07.06.2024 –
06.10.2024
A.M. Bunker
I would hunt these gray forms until they would transmit to me a part of their mystery. (aus Bunker Archeology)
Paul Virilio, 1975
As monumental forms made of concrete, the bunkers dot Europe’s landscape; from Berlin and Germany, to French Brittany, the English Channel, even to the northern and southern coasts (as the “Atlantic Wall”). In Italy, Austria, Germany, etc., bunkers can be found in the middle of cities as oversized, indestructible bodies. The National Socialists called their bunker construction project “Fortress Europe”. Their dark past is firmly inscribed in the bunkers. However, their archaic form, far removed from ideological tastes, planned purely for utility and efficiency, removes them from any temporal and local classification. What is past here can be future elsewhere and vice versa. In all its monumentality, heaviness and hardness, the bunker paradoxically stands for the flow of history and meaning. The only constant is the dichotomy between attack and protection. While bunkers on the French coast are now a popular meeting place for young people and a playground for children, elsewhere in the world new bunkers are being built for war.

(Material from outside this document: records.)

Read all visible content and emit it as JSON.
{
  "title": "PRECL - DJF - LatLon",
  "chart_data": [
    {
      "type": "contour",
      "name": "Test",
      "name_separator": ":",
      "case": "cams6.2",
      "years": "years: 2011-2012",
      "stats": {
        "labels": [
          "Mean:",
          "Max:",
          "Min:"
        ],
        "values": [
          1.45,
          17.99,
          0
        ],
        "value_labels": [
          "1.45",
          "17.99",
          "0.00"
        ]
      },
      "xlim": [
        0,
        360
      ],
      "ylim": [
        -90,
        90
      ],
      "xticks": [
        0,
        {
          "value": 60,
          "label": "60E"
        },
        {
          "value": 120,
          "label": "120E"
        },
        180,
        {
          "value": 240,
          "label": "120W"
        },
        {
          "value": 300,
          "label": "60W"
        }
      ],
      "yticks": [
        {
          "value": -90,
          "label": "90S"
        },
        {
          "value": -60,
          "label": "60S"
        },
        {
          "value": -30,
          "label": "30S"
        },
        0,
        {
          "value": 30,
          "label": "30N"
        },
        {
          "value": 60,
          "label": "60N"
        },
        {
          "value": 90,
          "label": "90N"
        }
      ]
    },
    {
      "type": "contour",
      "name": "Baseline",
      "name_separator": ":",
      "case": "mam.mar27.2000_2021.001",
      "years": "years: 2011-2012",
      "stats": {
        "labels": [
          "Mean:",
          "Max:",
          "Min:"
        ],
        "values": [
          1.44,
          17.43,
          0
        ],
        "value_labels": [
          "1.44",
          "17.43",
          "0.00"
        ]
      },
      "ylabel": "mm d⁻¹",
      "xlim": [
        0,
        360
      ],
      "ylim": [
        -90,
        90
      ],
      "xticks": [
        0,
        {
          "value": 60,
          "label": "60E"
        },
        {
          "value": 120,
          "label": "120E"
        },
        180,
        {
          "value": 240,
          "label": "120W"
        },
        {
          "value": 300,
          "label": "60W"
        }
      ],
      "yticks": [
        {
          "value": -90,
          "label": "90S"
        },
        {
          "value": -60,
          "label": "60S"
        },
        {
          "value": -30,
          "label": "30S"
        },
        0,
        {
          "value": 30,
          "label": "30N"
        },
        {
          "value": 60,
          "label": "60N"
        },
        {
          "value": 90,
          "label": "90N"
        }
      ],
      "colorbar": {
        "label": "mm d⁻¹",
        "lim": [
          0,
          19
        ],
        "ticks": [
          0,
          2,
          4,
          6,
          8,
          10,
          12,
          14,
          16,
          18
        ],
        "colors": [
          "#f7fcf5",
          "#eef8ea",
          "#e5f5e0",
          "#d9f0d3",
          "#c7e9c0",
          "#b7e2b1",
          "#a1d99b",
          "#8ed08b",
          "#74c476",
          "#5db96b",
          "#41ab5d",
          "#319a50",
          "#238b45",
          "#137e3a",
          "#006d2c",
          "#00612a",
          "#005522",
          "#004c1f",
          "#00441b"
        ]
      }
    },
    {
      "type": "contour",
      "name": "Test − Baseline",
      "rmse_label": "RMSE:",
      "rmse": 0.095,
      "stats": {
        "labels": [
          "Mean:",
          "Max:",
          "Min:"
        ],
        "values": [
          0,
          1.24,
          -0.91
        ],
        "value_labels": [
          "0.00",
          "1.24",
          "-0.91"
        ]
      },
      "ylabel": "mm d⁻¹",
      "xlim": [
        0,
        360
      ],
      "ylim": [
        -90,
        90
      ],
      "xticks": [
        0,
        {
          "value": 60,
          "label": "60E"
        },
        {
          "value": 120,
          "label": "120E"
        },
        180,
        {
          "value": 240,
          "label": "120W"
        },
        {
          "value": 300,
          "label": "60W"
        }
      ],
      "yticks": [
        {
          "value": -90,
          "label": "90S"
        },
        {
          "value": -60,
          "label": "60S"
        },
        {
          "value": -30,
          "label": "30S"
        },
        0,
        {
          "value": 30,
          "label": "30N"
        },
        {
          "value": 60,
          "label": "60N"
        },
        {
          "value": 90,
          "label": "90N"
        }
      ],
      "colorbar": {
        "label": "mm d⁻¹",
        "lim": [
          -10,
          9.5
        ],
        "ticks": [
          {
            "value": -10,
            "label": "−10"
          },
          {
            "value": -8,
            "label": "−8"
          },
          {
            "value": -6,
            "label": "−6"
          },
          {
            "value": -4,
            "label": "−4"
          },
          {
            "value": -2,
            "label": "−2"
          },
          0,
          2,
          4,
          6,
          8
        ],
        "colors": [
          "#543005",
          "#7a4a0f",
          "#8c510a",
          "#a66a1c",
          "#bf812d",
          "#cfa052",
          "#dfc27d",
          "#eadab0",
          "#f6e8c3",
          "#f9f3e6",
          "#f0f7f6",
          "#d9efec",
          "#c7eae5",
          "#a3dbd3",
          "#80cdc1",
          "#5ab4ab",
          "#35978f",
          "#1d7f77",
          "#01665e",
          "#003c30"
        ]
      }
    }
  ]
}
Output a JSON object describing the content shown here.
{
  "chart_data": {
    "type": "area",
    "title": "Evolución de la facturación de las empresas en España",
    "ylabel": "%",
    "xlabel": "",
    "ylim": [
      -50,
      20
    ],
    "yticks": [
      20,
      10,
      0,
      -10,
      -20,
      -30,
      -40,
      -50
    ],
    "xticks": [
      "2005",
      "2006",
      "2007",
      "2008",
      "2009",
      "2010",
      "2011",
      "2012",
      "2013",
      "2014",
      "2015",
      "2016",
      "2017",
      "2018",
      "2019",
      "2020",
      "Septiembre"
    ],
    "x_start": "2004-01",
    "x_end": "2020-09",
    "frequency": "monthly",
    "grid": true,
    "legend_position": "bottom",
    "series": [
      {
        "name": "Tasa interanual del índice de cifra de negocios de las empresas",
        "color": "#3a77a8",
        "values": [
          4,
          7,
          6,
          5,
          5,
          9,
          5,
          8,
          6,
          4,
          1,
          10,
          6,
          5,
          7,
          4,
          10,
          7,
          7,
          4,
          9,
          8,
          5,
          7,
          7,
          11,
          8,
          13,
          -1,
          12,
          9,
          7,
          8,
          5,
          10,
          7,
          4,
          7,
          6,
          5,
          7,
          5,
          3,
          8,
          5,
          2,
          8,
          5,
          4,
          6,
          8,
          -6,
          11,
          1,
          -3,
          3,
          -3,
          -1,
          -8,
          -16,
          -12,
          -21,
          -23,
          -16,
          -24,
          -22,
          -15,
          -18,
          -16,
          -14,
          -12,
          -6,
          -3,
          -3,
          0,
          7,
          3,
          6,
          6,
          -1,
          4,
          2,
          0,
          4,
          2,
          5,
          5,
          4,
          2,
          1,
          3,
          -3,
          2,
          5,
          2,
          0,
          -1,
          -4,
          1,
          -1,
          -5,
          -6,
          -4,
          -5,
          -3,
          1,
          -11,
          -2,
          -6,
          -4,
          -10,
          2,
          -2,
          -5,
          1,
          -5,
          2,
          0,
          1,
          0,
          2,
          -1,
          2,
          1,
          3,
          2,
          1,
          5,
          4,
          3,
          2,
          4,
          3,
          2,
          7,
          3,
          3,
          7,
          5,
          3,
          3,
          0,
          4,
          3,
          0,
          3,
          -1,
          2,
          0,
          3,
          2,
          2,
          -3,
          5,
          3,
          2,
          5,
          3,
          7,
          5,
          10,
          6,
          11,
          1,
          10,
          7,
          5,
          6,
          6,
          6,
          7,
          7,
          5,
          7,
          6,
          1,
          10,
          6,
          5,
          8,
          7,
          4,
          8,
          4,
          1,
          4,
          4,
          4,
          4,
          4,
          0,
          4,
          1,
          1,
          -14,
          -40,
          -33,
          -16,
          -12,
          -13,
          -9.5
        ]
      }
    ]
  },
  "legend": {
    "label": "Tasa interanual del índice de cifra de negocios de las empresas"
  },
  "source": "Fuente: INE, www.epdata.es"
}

Andreas Mühe, who has traced these strange structures on many journeys along the “Atlantic Wall”, takes the metaphorical potential of the bunkers as the central starting point for a large-scale installation. It is the first sculptural work by the artist, who is known for his precisely constructed photographs. Mühe takes the transformation of the bunker to the greatest possible extent: He reduces the monumental dimensions of the hard concrete bunkers to a human, tangible size and transforms them into small, soft objects – like cuddly toys that children play with. Instead of a singular monolith, Mühe creates many small “cuddly bunkers”, like a sea of bunkers that floods the exhibition space. The cuddly bunkers are handmade regionally by the Kösener Spielzeug Manufaktur near Naumburg.
In the installation at Kunsthaus Dahlem, the soft, small bunkers swarm out like many small offspring after a large, old stone has been picked up after many years, revealing a pile of small crawling creatures underneath. In stark, diametrical opposition, the heaviness and roughness of the bunker – in its artistic translation – becomes something soft. The amalgam of steel and concrete, of history, identity, memory, fortress and shelter no longer hurts as a cuddly toy. It can be touched and taken away. And yet it can topple again: The sea of bunkers becomes an army of bunkers elsewhere.